Quinze anos de espera e é tão simples quanto isto: um dia vieram canções que ele precisou de gravar e no momento em que chegaram soube que desta vez era a sério. “As primeiras desta série”, recorda, “fi-las as duas num dia à noite e vieram as duas em 10 minutos: a Dlim-Dlom gravei-a a estalar o dedo e a cantar e foi assim. A ideia era soar a r’n’b à D’Angelo. E a seguir fiz a Buganvília”. Bastaram estas duas para se seguirem cerca de 30, das quais acabou por escolher 10.

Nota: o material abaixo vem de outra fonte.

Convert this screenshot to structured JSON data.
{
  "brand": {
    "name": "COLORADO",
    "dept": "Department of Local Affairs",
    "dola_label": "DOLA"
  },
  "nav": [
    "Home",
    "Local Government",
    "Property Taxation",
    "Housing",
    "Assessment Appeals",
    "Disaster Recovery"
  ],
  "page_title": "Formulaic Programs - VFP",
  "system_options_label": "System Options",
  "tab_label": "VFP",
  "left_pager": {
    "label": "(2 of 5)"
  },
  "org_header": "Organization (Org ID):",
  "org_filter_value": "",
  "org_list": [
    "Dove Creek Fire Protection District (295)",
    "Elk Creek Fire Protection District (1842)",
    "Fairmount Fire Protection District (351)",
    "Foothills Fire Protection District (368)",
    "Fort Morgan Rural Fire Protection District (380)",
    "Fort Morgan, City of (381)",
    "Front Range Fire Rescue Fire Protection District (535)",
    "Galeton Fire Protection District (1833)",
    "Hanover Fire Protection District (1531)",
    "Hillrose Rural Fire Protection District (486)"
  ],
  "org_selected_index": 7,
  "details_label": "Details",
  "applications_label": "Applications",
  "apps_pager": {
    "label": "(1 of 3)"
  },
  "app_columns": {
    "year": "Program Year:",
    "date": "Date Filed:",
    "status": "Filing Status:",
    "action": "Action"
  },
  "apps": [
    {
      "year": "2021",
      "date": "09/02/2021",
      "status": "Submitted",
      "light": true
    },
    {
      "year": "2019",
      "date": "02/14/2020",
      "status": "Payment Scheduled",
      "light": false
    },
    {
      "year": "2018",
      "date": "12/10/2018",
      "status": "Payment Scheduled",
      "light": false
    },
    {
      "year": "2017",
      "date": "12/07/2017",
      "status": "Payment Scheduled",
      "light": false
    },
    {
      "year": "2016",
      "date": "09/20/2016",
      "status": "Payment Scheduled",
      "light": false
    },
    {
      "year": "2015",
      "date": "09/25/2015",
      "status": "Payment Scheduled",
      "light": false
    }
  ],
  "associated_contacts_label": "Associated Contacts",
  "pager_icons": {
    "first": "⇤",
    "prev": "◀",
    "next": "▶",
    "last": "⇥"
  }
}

[o vídeo de “Não Sei (estou bem)”:]
Nada disto — a idealização, o conceito, o jorro de canções que o atravessou ao longo de um mês — importaria se as canções não fossem boas – mas desde a imaculada Amor e verão, com que o disco abre, aquilo a que temos direito é pop repleta de melodias encantatórias, reminiscente de Gainsbourg e dos Divine Comedy, com arranjos imaculados (os teclados e as guitarras certas no sítio certo) e coros perfeitos. A sequência inicial é esmagadora: Amor e verão, Não sei (estou bem), Heroína e Miúda, isto é single perfeito atrás de single perfeito. E depois há outras pérolas: a magnífica Tu defendes, eu defendo, a voz feminina em Amour Multilingue, os teclados em Nunca mais.
A carreira na música de certo modo acabou, ficou lá atrás, há 15 anos, quando ele decidiu dar prioridade a outras partes da sua vida. Agora, Coração faz discos quando precisa, da maneira que lhe apetece: “Não tenho necessidade que alguém me aprove – sendo que gosto que apreciem a minha música. Mas isso não altera em nada como faço a minha música”. O que lhe interessa é que “a arte é uma forma de comunicação privilegiada, porque é poética e é profunda” e “se [o que faz] tocar em alguém isso é um privilégio”.
Teremos de esperar mais 15 anos até ouvirmos a sua versão muito pessoal de pop outra vez? Talvez não: “Tenho um disco a vir na minha cabeça. Já tenho ideias de para onde irá e já estou a compor”. A boa notícia é que ele acha “que é inevitável que venha esse disco”; a má é que “a seguir a esse não sei”.
Pouco importa. Esperámos 15 anos, vamos celebrá-lo agora que está de novo entre nós, repleto de grandes singles.